Raubkunst im Internet

Von Andreas Mink, October 22, 2010
Die Jewish Claims Conference macht eine Datenbank mit 20 000 Kunstobjekten aus dem Besitz französischer und belgischer Juden zugänglich, die von den Nazis beraubt worden sind. Die Hälfte der Gegenstände wurde bislang nicht an ihre ursprünglichen Eigentümer zurückgegeben.
DAS RAUB-KUNSTKAPITEL IST NOCH NICHT ABGESCHLOSSEN Längst nicht alle Bilder wurden an ihre Besitzer zurückgegeben, wie diese Klimt-Gemälde, die nun wieder im Besitz ihrer rechtmässigen Erbin sind

Die Jewish Claims Conference (JCC) schreibt ein neues Kapitel in der langen und mühsamen Geschichte der Restitution von Kunstobjekten aus jüdischem Besitz, die dem historisch einzigartigen Raubzug Nazideutschland zum Opfer fielen. Die JCC hat zu Beginn dieser Woche eine Datenbank zu mehr als 20 000 Kunstobjekten aus etwa 200 Privatsammlungen französischer und belgischer Juden im Internet zugänglich gemacht. Das Projekt trägt den Namen «Plünderung von Kulturgut durch den Einsatzstab Reichsleiter Rosenberg: Datenbank mit Kunstobjekten im Jeu de Paume» (www.errproject.org/jeudepaume) und wird vom Washingtoner Holocaust Memorial Museum unterstützt. Laut JCC ist mindestens die Hälfte der nun anhand von Fotos und Dokumenten identifizierten Objekte noch nicht an ihre ursprünglichen Eigentümer zurückgegeben worden. Der 1951 in New York als Vertretung des Diaspora-Judentums für die NS-Entschädigung gegründete Verband betrachtet die neue Datenbank als Hilfestellung für die Suche nach Objekten, Künstlern und Eigentümern.
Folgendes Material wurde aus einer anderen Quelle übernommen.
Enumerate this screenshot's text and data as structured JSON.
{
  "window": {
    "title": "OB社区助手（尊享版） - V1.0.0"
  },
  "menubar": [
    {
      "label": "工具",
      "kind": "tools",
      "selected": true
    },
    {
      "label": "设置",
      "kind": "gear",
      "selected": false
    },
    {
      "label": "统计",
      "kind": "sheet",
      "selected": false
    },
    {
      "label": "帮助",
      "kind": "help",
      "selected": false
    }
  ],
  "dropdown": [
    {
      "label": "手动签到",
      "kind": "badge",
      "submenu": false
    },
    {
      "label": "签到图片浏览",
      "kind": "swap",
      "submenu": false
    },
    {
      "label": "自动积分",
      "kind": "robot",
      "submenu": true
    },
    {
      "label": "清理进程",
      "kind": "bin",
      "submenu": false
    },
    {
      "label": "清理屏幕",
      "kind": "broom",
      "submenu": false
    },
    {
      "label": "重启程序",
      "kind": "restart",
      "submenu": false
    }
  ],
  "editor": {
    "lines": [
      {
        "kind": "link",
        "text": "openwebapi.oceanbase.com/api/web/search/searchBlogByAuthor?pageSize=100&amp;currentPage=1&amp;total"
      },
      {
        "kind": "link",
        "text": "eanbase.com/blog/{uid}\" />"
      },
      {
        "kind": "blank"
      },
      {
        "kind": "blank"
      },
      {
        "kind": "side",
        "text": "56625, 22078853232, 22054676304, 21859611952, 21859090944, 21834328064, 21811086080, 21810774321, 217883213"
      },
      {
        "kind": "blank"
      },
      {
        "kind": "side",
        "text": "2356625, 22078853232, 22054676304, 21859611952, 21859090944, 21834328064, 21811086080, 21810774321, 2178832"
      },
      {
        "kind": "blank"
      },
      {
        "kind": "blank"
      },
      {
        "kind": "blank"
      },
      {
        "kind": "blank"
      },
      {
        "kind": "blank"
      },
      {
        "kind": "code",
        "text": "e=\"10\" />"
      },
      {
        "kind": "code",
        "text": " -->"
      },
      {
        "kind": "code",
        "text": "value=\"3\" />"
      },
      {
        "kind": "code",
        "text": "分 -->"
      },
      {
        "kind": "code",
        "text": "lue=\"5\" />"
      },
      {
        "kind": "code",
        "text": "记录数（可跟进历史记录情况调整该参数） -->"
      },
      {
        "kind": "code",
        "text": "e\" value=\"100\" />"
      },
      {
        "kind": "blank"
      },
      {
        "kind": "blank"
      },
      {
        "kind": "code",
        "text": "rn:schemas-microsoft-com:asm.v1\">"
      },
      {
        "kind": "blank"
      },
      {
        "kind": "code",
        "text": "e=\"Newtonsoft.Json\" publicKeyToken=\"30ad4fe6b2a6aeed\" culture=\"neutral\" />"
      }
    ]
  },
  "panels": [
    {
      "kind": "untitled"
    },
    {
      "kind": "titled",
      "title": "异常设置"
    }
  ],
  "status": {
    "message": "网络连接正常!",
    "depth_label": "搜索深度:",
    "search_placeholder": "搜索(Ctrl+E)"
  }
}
Die JCC richtet sich speziell an Museen, Kunsthändler und Auktionshäuser in aller Welt, die durch die Datenbank zur Suche nach NS-Raubkunst in ihren Beständen angeregt werden sollen. Die Claims Conference kann allfällige Rückgabeforderungen jedoch nicht durch ein einheitliches Anspruchsverfahren unterstützen.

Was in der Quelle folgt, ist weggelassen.